Medill McCormick – Missoula Riverbank Visionary – 1913
Medill McCormick of Chicago, well-known nationally as a progressive leader and a newspaperman, has been looking Missoula over for a couple of days, while he has been outfitting for a camping trip in the upper Blackfoot country, for which region he will start this morning. Speaking of local conditions, Mr. McCormick said yesterday afternoon: “Your Higgins avenue is one of the finest streets I have ever seen anywhere. It will one day be a street famous throughout the west. Broad and straight, with a transcontinental railway station at each end, it presents possibilities for business development greater than any other street that I ever saw. But I am surprised that the city of Missoula has not obtained control of the river-bank property on the north side below the bridge. That should be done at once, it seems to me. Clear away the buildings there, build a wall along the river, and there is such a water front as any city would be glad to own. The island opposite and this north bank of the river, together, would make it possible for the city to develop a lot of good ground which, in twenty years, would be of inestimable value. The river could be confined to one channel; this could never be done as cheaply as now and if it were to be done, the city would be benefited in more ways than one.”
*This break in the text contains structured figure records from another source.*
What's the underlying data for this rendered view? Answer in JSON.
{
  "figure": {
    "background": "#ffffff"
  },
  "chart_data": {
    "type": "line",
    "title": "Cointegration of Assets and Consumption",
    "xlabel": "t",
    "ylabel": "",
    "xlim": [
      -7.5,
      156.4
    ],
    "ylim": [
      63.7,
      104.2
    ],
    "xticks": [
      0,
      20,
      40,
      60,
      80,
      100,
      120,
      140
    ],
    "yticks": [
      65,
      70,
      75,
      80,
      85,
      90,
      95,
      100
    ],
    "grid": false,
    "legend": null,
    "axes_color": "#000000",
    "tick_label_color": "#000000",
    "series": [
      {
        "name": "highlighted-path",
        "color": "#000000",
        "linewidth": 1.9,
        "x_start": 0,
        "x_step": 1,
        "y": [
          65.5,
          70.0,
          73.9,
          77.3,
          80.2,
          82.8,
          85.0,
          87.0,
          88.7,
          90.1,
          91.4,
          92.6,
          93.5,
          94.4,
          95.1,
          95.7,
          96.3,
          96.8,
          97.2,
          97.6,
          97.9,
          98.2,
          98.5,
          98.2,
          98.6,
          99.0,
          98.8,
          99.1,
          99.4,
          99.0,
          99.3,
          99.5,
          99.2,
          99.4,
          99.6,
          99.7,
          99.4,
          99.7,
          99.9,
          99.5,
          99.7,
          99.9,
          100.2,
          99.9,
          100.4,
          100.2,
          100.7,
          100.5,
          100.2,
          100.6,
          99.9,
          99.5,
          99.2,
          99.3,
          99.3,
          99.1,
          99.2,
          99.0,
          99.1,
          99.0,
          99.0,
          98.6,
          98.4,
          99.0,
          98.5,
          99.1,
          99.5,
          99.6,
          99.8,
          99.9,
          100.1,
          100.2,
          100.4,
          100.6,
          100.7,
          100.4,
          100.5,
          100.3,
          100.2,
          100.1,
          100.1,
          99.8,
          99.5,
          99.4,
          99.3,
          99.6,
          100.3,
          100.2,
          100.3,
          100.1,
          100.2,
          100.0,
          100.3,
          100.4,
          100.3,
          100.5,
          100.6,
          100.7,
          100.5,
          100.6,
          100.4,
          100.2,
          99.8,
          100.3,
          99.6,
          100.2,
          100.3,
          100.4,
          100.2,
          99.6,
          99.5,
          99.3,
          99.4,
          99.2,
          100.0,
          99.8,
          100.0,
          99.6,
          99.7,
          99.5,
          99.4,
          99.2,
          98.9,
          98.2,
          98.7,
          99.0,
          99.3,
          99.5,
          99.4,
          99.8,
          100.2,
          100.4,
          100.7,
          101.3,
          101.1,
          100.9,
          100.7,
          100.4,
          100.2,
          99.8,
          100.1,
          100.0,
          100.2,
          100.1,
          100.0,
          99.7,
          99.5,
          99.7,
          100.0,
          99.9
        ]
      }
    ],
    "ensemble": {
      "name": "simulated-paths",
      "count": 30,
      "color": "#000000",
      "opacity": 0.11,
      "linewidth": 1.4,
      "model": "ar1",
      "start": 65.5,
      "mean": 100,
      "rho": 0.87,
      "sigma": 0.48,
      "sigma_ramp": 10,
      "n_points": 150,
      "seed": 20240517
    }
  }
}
The above article appeared in The Missoulian on July 8, 1913
https://www.newspapers.com/image/349089481
Medill McCormick was a descendant of the wealthy Cyrus McCormick family, founders of International Harvester Company. He inherited The Chicago Tribune while a young man, and also invested in and ran newspapers in other places. He supported T. Roosevelt’s Bull Moose presidential efforts and became a close friend of Missoula’s Senator Joseph M. Dixon, who ran Roosevelt’s Bull Moose campaign. He was married to a prominent suffragette, Ruth Hanna McCormick[1].
He hunted big game in Western Montana with Missoula’s Homer Worden, a brother of Governor Joseph M. Dixon’s wife, Caroline M. (Worden) Dixon.